Y Felix lo gritaba sin vacilar, atrapado en ese placer que rodeaba cual serpiente su cuerpo entero, que tornaba su respiración irregular, que lo obligaba a apretarse más y más hacia su carne erecta, que contraía los músculos de su entrada una vez por segundo, caliente, repetidas veces, como un latido. Esa sensación enorme, esa ola roja que abruma e impresiona, que sacude de forma incontrolable, que place, que duele, que deseas continúe, pero también que pare. Que, cuando es fuerte, te consume entero. Así, así de crudo era el amor siempre entre ellos. Como un orgasmo rojo, agreste, idéntico a todas las flores del cuerpo más largo, exhibido en el balcón sólo un poco menos que el de Felix, cuando se volvían locos y lo hacían a la vista de cualquier insomne curioso a las cuatro de la mañana.

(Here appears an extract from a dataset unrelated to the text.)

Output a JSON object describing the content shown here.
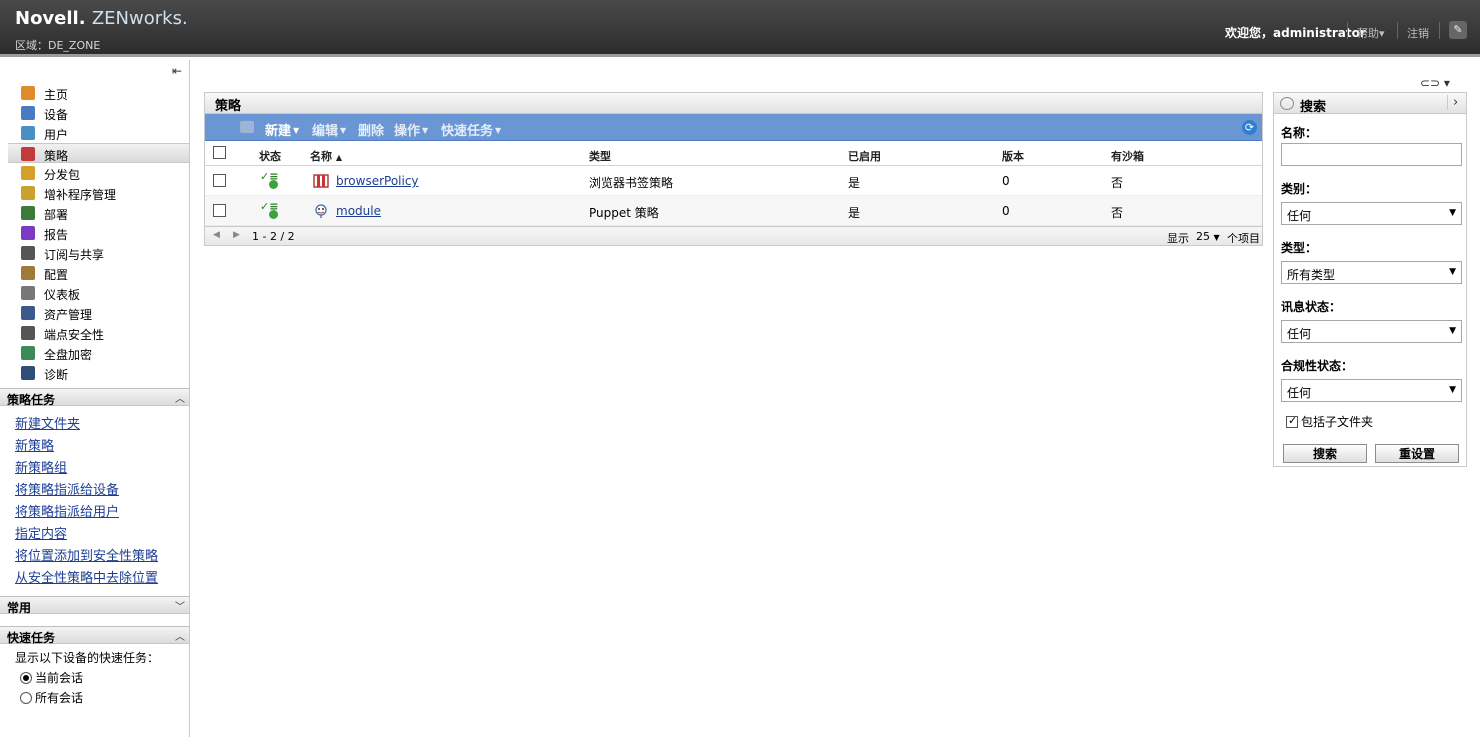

Rojo como golpes furiosos contra un saco colgante; la pintura carmesí embarrada en un pincel que dibuja errático las figuras más bellas y espantosas. Un autorretrato deforme, irreconocible, con los ojos sangrientos y un pistilo por erección. Carmín, escarlata, bermejo, como la nalgada que Yongbok recibió de un desconocido aquella noche en el bar, ante la mueca feroz de Hyunjin. Y todas las consecuencias después. La figura vestida de cuero aguardando junto a la puerta el momento preciso para lanzarse en contra de aquel cabrón que había osado tocar los pétalos de su caléndula, y partirle la cara con salvajismo contra la acera.

Felix recordaría con tierno horror cómo él mismo, tras un ataque de pánico, había reventado una botella en la cabeza del extraño; la forma en que salió corriendo al lado de su amante, la sangre ajena corriendo roja. Pudieron asesinar a quien fuese, o acuchillarse y ahorcarse mutuamente en aquella turbulenta relación de ir y venir cada vez que discutían. Por eso mismo, cuando el rubio retornaba a su vida vestido de gamuza en otoño, tan propio, tan modosito, y exhibía sus retratos en la academia, recibiendo la adulación de todos... se preguntaba avergonzado si acaso las personas que contemplaban aquella figura se imaginaban el tipo de relación abominable que mantenía con el modelo. El dragón de los mil cardenales. La musa eterna, la inolvidable. La de los días animales.